Backward-compatible changes

I think I should keep origin/master synced with upstream/master and never merge any changes of my own into this branch. I'll create feature branches off origin/master for any changes that I expect to submit upstream. If they're accepted, I'll merge upstream/master into origin/master and delete the branches.

Non-backward-compatible changes

I think I should create a separate branch off origin/master to aggregate all my own changes. This branch would be called origin/my-version or something like that. I would merge my backward-compatible branches into this branch without waiting for them to be accepted upstream. I would work on non-backward-compatible changes in branches of my-version. Whenever I merge upstream changes into origin/master, I'd rebase my-version on the new origin/master HEAD. I don't expect a lot of merge conflicts because the upstream project is mature and development is slow.

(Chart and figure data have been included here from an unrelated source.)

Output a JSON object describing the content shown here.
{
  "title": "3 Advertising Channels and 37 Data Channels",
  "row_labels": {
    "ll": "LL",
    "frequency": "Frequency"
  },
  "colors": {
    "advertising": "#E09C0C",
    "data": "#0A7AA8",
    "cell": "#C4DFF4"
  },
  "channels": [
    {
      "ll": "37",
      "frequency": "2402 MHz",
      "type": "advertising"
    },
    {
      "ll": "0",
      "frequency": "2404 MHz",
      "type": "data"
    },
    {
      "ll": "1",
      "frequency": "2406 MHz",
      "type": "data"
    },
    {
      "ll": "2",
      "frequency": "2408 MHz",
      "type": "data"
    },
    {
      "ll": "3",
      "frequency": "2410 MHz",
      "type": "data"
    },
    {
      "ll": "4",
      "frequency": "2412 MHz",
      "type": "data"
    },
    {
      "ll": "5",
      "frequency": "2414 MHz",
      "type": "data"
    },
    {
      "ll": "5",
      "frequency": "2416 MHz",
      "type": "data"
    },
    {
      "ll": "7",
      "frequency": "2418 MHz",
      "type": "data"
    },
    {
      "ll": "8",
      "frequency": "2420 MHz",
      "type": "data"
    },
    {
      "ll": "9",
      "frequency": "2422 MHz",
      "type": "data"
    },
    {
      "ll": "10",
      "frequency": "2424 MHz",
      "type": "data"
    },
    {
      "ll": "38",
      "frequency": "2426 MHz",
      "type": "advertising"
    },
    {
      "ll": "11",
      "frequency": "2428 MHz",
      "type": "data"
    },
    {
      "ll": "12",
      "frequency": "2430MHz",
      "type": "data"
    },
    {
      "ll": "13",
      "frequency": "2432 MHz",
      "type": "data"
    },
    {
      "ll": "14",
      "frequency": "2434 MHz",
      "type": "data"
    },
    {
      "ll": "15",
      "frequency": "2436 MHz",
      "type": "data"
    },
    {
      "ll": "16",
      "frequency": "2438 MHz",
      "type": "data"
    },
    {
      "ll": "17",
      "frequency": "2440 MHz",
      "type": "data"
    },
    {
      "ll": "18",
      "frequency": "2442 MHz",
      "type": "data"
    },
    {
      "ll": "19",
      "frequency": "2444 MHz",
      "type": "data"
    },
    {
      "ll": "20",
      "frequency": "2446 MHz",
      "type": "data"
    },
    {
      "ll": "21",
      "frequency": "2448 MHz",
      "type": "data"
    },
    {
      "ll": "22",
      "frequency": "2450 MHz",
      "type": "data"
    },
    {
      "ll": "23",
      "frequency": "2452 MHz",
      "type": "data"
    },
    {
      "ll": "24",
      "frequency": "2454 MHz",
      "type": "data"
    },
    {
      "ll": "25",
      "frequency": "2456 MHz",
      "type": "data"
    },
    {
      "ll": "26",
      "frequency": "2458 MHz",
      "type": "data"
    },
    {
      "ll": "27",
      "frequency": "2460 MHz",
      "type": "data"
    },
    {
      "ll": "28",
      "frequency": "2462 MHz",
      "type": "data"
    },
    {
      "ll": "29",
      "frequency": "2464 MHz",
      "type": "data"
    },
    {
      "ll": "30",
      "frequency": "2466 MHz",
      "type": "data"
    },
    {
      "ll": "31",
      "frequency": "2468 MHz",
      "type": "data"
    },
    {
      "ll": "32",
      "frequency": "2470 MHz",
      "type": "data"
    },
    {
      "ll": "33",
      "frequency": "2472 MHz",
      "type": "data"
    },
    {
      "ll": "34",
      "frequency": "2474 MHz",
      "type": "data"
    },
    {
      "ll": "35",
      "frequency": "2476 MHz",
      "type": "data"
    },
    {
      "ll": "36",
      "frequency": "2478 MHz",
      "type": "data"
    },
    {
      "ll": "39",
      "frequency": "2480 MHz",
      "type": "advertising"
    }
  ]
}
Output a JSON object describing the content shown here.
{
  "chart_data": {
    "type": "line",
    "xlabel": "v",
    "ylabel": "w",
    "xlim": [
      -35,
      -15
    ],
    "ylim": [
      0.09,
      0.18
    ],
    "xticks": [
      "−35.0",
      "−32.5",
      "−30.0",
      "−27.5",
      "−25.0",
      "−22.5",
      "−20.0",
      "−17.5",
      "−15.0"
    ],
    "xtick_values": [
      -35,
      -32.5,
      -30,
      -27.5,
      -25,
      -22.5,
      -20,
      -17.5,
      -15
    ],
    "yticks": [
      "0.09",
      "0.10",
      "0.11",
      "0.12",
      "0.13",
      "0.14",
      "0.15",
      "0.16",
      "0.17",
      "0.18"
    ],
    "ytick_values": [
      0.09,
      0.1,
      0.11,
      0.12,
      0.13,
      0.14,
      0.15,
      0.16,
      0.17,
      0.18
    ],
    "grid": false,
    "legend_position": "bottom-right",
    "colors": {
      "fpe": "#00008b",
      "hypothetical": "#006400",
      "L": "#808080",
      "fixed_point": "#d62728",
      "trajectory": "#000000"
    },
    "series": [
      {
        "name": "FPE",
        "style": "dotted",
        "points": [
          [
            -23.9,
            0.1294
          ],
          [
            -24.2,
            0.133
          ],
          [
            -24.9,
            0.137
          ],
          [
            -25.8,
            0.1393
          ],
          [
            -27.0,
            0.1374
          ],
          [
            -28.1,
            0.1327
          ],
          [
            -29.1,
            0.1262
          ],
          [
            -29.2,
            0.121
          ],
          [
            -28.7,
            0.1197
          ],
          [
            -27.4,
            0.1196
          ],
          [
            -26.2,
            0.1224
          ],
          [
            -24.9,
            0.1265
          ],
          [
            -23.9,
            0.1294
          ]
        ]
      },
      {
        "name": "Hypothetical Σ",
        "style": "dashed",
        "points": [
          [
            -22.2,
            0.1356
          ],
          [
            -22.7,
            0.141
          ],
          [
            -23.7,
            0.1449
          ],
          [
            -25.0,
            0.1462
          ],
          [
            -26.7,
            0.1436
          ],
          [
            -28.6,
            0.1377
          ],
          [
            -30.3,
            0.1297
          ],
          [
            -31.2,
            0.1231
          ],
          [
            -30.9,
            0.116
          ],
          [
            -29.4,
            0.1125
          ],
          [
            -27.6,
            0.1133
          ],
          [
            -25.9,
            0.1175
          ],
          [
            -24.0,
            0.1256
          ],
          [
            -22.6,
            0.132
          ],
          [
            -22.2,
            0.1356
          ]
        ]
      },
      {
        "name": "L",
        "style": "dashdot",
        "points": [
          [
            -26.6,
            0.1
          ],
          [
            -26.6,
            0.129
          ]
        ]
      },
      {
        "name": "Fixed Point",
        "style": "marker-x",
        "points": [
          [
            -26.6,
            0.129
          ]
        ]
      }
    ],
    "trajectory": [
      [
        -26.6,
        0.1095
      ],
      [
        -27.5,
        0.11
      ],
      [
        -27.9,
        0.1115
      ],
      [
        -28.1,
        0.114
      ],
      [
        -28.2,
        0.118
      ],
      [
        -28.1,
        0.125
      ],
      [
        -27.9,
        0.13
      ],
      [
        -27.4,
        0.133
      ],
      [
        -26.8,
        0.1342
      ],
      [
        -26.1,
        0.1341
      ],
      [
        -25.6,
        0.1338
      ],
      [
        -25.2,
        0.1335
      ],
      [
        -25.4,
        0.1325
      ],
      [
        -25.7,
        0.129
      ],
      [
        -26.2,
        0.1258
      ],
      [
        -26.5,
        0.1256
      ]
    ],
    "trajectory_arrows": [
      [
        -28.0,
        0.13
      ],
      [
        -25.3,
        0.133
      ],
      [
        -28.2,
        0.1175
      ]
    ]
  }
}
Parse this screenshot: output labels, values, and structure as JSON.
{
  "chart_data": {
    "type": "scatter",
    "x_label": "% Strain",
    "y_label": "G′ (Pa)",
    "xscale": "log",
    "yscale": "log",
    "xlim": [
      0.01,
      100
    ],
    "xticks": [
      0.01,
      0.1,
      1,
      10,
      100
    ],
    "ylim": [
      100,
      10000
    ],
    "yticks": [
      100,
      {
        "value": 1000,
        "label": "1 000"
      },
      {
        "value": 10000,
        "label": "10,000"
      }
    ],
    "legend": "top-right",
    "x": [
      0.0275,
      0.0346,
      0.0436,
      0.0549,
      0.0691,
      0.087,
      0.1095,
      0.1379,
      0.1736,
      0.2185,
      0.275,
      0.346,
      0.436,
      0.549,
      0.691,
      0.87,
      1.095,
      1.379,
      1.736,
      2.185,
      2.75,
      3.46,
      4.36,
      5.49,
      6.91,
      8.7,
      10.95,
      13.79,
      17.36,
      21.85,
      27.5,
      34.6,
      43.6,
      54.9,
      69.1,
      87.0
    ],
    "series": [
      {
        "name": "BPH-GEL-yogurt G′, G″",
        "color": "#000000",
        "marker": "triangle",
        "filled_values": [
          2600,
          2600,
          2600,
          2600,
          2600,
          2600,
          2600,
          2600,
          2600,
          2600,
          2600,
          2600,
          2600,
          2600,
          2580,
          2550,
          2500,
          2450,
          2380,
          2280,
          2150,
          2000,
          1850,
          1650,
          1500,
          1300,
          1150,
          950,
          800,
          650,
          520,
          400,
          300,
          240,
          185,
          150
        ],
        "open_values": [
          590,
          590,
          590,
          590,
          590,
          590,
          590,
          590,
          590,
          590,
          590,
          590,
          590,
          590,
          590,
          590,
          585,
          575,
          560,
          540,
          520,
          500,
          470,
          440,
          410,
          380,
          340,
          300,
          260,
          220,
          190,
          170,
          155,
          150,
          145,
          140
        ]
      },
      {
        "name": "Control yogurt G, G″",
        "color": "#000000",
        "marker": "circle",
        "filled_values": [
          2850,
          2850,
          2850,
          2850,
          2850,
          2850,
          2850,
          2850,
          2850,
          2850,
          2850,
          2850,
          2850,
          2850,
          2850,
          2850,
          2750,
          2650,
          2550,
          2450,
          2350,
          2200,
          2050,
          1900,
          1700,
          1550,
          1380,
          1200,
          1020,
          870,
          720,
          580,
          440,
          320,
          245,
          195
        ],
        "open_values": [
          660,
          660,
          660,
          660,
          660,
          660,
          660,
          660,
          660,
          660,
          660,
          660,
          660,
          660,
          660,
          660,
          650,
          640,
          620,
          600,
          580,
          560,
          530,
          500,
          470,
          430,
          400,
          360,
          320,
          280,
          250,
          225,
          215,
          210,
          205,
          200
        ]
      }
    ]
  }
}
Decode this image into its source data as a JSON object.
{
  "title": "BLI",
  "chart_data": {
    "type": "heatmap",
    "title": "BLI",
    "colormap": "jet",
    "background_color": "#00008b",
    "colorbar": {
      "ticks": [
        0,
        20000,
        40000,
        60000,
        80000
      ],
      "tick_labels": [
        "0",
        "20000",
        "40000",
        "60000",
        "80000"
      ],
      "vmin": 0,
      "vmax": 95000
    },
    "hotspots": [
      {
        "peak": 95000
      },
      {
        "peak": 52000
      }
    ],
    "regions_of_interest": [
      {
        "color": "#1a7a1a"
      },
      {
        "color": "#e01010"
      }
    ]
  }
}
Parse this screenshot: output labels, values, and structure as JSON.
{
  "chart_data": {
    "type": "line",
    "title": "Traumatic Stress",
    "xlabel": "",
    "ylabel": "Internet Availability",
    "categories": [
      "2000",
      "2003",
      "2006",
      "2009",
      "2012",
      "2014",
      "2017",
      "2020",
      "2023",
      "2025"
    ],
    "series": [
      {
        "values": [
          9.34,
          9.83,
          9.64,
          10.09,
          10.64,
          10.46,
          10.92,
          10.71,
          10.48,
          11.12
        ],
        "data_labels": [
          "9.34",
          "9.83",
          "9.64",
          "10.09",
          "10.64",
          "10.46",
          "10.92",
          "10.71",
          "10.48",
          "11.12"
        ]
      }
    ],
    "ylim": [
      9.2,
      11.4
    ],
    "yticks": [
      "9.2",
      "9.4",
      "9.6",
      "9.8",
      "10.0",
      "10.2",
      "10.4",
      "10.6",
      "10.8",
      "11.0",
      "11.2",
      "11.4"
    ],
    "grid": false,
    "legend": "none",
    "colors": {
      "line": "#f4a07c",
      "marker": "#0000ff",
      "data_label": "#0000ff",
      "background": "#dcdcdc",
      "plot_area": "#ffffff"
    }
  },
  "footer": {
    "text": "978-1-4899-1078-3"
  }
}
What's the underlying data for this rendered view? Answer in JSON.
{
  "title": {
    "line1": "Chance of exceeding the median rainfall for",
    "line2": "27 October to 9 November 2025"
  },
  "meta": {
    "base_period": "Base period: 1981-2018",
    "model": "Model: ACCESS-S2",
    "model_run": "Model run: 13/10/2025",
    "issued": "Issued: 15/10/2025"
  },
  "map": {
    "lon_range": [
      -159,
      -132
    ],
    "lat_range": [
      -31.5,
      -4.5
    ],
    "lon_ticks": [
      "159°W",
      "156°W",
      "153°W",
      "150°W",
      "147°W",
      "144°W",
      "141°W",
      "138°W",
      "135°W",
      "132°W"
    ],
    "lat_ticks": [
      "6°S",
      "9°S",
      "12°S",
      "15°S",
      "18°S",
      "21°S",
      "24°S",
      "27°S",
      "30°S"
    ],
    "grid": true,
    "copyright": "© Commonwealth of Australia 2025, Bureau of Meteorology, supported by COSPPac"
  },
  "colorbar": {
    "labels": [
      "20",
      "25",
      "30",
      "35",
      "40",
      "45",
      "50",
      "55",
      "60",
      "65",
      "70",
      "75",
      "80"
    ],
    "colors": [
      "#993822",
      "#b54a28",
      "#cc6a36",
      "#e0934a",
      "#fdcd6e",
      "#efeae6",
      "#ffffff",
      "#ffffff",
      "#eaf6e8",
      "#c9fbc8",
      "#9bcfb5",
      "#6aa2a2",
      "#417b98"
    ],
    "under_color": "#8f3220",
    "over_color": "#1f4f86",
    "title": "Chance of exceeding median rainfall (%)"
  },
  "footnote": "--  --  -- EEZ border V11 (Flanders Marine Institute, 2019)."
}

My main doubt is whether merging my backward-compatible branches into my-version will create problems if those changes are later accepted upstream and I merge them into origin/master. What effect would this have on rebasing my-version, if indeed rebasing is what I should do?

1 Answer 1


Create one branch for you to work in for your non-breaking changes, this should be branched from origin/master.

Create another branch for your breaking changes. This branch should conceptually inherit from your non-breaking changes branch, which inherits from origin/master

Never merge from your breaking branch to your non-breaking branch, and never merge from your non-breaking branch to origin/master

This way, you always do your non-breaking bug-fixes in a version which is able to cleanly pull from the original codebase, and any merge conflicts that happen due to your breaking changes will always happen in your breaking-changes branch, where you can fix them without leaking code to upstream.

As for submitting your pull requests to merge your non-breaking changes upstream, create a repo on your own github account where you push your non-breaking branch (fully merged with origin/master), and submit a pull request from that repo to the upstream repo.

Quick diagram:

origin/master (pull only) -> non-breaking changes (pull only) -> breaking changes (merge conflicts happen here)

Never push up the chain, never merge up the chain.